Kryptos is a puzzle sculpture that’s been on the grounds of CIA headquarters in Langley, Virginia since 1990. Three of its four coded messages have been solved – and now we have a clue that might reveal the fourth. Plus: the story of the J.W. Westcott II, the only ship that has its own ZIP code.
Today we’re talking about what could be the beginning of the end for one of the great puzzle mysteries of our time.
It’s called Kryptos, and it’s a puzzle sculpture that’s been on the grounds of CIA headquarters in Langley, Virginia since 1990.
Its sculptor, Jim Sanborn, cut 1,735 letters into the a standing copper scroll.
Those letters both pay tribute to important codes in history and make up four coded messages.
After years of work, people have managed to solve three of them.
The first reads “Between subtle shading and the absence of light lies the nuance of illusion.”
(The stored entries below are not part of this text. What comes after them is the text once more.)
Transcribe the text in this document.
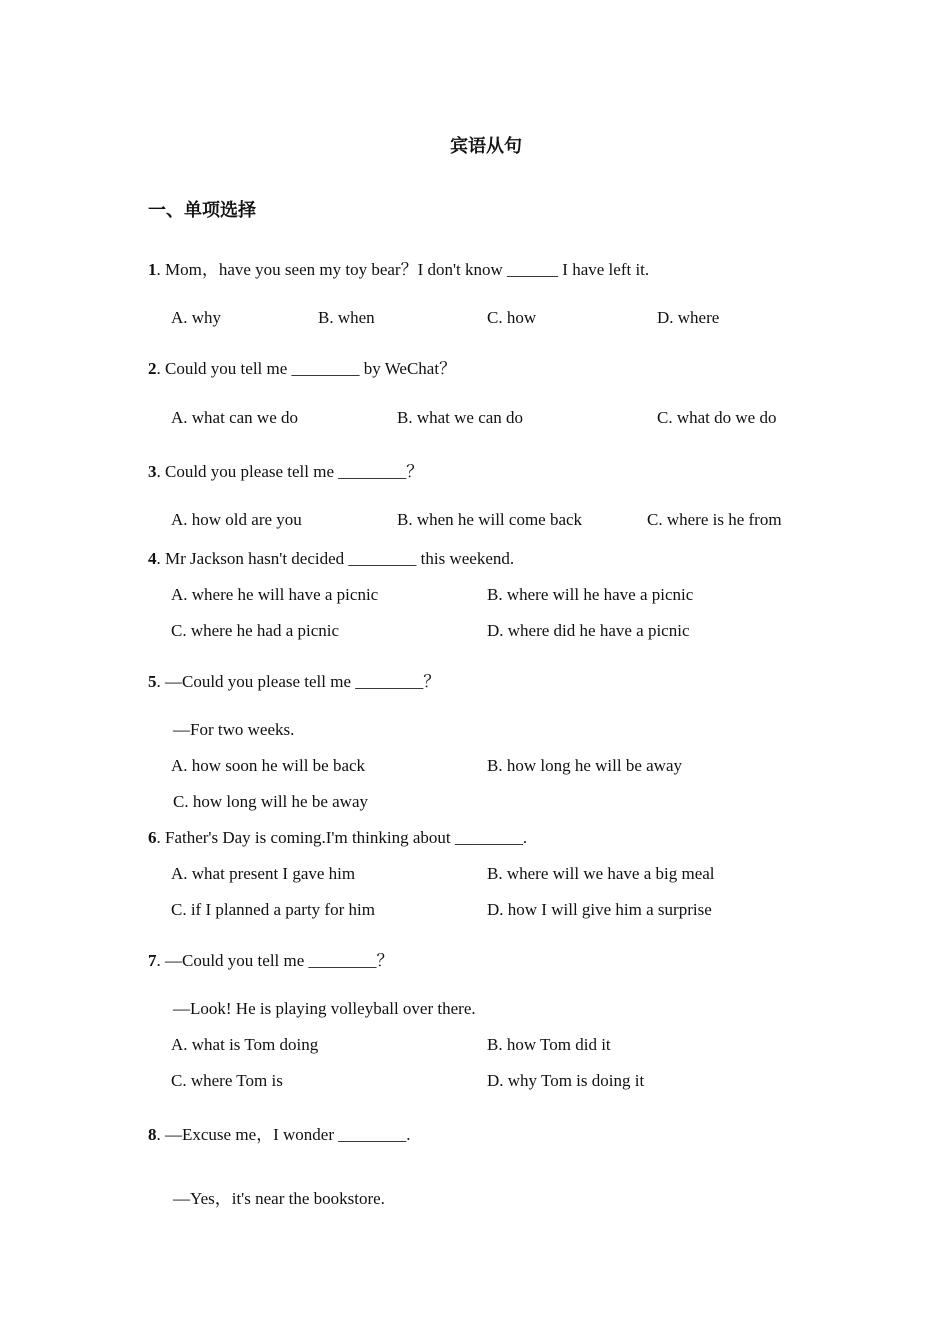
宾语从句
一、单项选择
1. Mom，have you seen my toy bear？I don't know ______ I have left it.
A. why	B. when	C. how	D. where
2. Could you tell me ________ by WeChat？
A. what can we do	B. what we can do	C. what do we do
3. Could you please tell me ________？
A. how old are you	B. when he will come back	C. where is he from
4. Mr Jackson hasn't decided ________ this weekend.
A. where he will have a picnic	B. where will he have a picnic
C. where he had a picnic	D. where did he have a picnic
5. —Could you please tell me ________？
—For two weeks.
A. how soon he will be back	B. how long he will be away
C. how long will he be away
6. Father's Day is coming.I'm thinking about ________.
A. what present I gave him	B. where will we have a big meal
C. if I planned a party for him	D. how I will give him a surprise
7. —Could you tell me ________？
—Look! He is playing volleyball over there.
A. what is Tom doing	B. how Tom did it
C. where Tom is	D. why Tom is doing it
8. —Excuse me，I wonder ________.
—Yes，it's near the bookstore.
The second refers to a key Sanborn gave the then-CIA director, William Webster, that could solve all four messages, and the third quotes Howard Carter’s description of opening King Tut’s tomb.
As for the fourth, known as K4? Well, we just don’t know.
Thousands of people have been trying to figure out the final 97 characters all these years, with apparently no success.
We know that Sanborn added some misspellings to the first three messages to make them more difficult to decode.
The fourth could have those, as well as lots of other cryptological obstacles.
We do know a few of the final characters, because Sanborn has revealed them, in the hopes that someone might be able to solve the whole message.
Ten years ago he revealed the word BERLIN was in there, and in 2014, he announced the word CLOCK came next.
Just last week, another clue. He told the New York Times the message also includes the word NORTHEAST.
Will that clue finally lead to a breakthrough while the 74 year old sculptor is still around to see it?
Perhaps, but the Times report also notes that the fourth message isn’t the end of the puzzle, that there’s another riddle once the entire text is revealed.
So beyond this mystery, there’s probably another mystery.
It’s National Mail Carrier Day, and many of those carriers are out walking and driving through their neighborhoods.
But there are also deliveries going out by boat, courtesy of the J.W. Westcott II.
It brings mail and parcels to commercial ships on the Great Lakes, and it’s the only ship that has its own ZIP code – 48222.